Erroneous 1099-Rs

Employer plan issued 1099-Rs with wrong after-tax basis information for distributions in 2016. Based on the incorrect Form 1099-Rs, employees rolled over the wrong amounts to their Traditional IRAs and Roth IRAs, respectively. In some cases, the after-tax basis was overstated; in other cases it was understated. Plan has now issued corrected Form 1099-Rs.

Can the “erroneous information” exception to the general rules in Code section 408(d)(5)(B) serve as the basis for getting the proper amount of money in the IRAs and Roths both for employees with overstated basis and understated basis on the original Form 1099-Rs?

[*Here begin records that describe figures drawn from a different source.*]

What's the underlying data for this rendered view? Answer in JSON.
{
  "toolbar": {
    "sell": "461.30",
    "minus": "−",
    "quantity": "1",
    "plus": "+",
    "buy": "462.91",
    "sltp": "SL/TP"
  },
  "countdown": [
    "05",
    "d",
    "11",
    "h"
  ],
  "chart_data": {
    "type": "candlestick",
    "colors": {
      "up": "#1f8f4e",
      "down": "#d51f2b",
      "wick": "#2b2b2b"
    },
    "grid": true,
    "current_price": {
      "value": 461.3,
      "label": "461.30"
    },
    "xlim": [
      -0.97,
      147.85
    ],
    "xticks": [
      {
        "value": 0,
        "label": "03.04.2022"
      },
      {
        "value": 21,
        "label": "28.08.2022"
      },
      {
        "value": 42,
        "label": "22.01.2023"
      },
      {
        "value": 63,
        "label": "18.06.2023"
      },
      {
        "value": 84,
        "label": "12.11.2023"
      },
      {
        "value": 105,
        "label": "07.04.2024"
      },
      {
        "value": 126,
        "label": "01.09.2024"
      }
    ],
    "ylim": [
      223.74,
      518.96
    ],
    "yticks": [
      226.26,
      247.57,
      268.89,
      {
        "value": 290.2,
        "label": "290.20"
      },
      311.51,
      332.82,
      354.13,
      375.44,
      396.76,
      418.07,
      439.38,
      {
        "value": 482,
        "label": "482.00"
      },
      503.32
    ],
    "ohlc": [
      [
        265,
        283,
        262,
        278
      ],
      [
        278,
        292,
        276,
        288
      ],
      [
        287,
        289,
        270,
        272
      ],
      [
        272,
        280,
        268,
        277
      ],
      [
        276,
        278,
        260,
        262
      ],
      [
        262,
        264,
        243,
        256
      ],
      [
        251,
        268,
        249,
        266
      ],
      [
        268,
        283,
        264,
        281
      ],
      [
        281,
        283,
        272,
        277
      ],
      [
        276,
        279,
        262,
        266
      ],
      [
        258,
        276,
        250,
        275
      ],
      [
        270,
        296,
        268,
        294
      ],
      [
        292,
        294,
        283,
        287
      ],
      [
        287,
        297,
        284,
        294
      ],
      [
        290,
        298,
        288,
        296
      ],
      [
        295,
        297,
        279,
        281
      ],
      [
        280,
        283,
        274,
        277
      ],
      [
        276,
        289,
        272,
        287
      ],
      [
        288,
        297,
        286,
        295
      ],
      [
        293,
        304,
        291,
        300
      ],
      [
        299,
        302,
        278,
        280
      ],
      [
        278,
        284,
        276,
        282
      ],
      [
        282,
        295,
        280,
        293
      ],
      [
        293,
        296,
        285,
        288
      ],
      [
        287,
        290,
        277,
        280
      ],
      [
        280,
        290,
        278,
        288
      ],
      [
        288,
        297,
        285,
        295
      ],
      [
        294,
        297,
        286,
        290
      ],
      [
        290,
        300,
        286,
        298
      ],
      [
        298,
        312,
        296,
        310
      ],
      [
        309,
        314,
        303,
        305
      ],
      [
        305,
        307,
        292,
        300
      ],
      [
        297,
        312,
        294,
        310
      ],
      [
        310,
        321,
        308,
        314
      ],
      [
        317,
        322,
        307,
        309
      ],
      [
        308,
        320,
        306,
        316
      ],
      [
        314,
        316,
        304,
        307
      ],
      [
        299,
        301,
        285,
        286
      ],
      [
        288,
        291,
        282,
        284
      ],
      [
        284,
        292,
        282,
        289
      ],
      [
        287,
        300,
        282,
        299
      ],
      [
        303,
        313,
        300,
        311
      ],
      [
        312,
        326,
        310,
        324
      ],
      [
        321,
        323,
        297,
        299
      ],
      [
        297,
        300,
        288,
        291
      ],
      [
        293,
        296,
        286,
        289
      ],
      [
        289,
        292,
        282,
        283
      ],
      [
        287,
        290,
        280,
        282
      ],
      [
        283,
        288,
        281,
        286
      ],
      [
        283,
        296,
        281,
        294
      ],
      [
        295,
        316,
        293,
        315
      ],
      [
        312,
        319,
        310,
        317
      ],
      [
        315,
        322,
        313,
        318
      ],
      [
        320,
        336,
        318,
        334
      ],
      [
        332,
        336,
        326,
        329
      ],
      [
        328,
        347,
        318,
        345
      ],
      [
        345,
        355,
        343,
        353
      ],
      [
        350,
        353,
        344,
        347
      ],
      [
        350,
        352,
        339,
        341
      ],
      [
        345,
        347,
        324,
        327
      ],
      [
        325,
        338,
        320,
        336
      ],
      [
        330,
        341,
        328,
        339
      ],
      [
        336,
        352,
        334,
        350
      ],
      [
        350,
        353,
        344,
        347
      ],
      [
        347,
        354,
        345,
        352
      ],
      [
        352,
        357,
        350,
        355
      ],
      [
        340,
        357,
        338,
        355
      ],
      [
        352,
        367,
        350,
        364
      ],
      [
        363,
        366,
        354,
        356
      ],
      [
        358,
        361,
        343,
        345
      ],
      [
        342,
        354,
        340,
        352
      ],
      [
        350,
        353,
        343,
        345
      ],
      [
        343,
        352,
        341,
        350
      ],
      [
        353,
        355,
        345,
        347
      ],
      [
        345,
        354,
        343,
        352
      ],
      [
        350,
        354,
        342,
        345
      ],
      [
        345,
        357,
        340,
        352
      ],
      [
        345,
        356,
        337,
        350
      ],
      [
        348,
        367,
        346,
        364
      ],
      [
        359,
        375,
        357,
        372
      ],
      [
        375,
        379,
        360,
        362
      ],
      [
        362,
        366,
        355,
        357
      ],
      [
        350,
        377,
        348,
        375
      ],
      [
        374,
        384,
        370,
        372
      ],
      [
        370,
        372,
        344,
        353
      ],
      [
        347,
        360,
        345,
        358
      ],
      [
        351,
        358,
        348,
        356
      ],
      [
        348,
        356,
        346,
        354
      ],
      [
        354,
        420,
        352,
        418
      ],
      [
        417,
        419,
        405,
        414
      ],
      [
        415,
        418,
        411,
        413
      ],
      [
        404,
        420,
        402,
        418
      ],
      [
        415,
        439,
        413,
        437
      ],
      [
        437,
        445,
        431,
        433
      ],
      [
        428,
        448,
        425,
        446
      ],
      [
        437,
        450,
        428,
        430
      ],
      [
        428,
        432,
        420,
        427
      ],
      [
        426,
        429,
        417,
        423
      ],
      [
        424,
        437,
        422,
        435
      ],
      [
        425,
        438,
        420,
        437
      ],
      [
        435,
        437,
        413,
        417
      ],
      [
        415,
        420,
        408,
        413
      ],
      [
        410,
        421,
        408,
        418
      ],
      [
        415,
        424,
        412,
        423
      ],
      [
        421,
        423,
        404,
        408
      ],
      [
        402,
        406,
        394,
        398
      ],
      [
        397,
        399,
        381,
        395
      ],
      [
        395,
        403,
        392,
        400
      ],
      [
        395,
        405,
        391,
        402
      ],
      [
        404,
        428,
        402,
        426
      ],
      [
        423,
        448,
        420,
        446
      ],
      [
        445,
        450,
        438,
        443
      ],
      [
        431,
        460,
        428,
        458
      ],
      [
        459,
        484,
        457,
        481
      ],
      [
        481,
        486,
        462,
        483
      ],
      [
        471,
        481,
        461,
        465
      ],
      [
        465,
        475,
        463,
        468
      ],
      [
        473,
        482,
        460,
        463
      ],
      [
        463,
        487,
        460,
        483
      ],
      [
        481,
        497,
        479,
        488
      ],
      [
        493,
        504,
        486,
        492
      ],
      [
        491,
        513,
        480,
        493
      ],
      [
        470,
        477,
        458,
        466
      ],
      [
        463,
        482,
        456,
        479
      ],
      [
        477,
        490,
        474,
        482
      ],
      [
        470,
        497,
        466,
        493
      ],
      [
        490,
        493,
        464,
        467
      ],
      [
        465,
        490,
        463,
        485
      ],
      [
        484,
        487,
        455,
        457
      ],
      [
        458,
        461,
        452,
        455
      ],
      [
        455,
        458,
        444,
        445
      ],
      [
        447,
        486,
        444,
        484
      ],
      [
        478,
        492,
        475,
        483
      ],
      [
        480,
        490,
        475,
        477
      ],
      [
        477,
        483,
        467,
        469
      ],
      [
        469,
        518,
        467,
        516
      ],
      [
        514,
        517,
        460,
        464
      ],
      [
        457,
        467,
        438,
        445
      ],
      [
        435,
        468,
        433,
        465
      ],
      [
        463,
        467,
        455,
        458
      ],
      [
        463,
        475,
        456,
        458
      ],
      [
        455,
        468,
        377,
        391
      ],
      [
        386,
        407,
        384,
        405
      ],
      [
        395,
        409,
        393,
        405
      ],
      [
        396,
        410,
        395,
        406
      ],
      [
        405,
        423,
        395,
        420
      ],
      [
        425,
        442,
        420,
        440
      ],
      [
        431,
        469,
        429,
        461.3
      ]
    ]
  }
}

  • No. 408(d)(5)(B) only addresses the removal of excess contributions to IRAs and there is no excess here, just a rollover of unintended basis to a TIRA and taxable amounts to a Roth. The corrected amounts were still eligible rollover distributions.
  • There is an impractical solution for additional taxable amounts going to the Roth, which is to request a PLR for extended time to recharacterize a portion of the qualified rollover contribution to Roth to the TIRA. While the IRS would certainly grant the extended time, the high cost of the PLR makes this impractical. Further, with likely gains on the recharacterized amount being substantial since 2016, this approach is even more costly. Of course, this tax code provision was written long before all the current portability options. 
  • Did the plan provide any suggested solution in a letter with the 1099R Forms? They could have at least paid to process the amended 2016 (and possibly 2017 return if filed) tax return. 
  • A related issue is that some of these Notice 2014-54 split rollovers were reported on a single 1099R form, which causes entry problems into certain tax programs. Plans should be issuing separate 1099Rs for the amounts going to TIRA and Roth respectively. The IRS likely also has problems interpreting the combined 1099R due to Box 2a and 5 issues.
  • For situations of more basis/less pre tax, if the basis is small enough and the employee has no prior TIRA basis, they might just ignore it and not file Form 8606.
  • For situations with less basis/more pre tax, paying taxes on the pre tax amounts going to the Roth is somewhat less painful due to the likely gains in the Roth since the rollover.

Thanks for your response.  Doesn’t Proposed Treas. Reg. Section 1.408-4(h) allow the removal of the after-tax money from the IRA?  See, especially, Example 2 of 1.408–4(h)(5).

Can you post a link to the proposed Reg?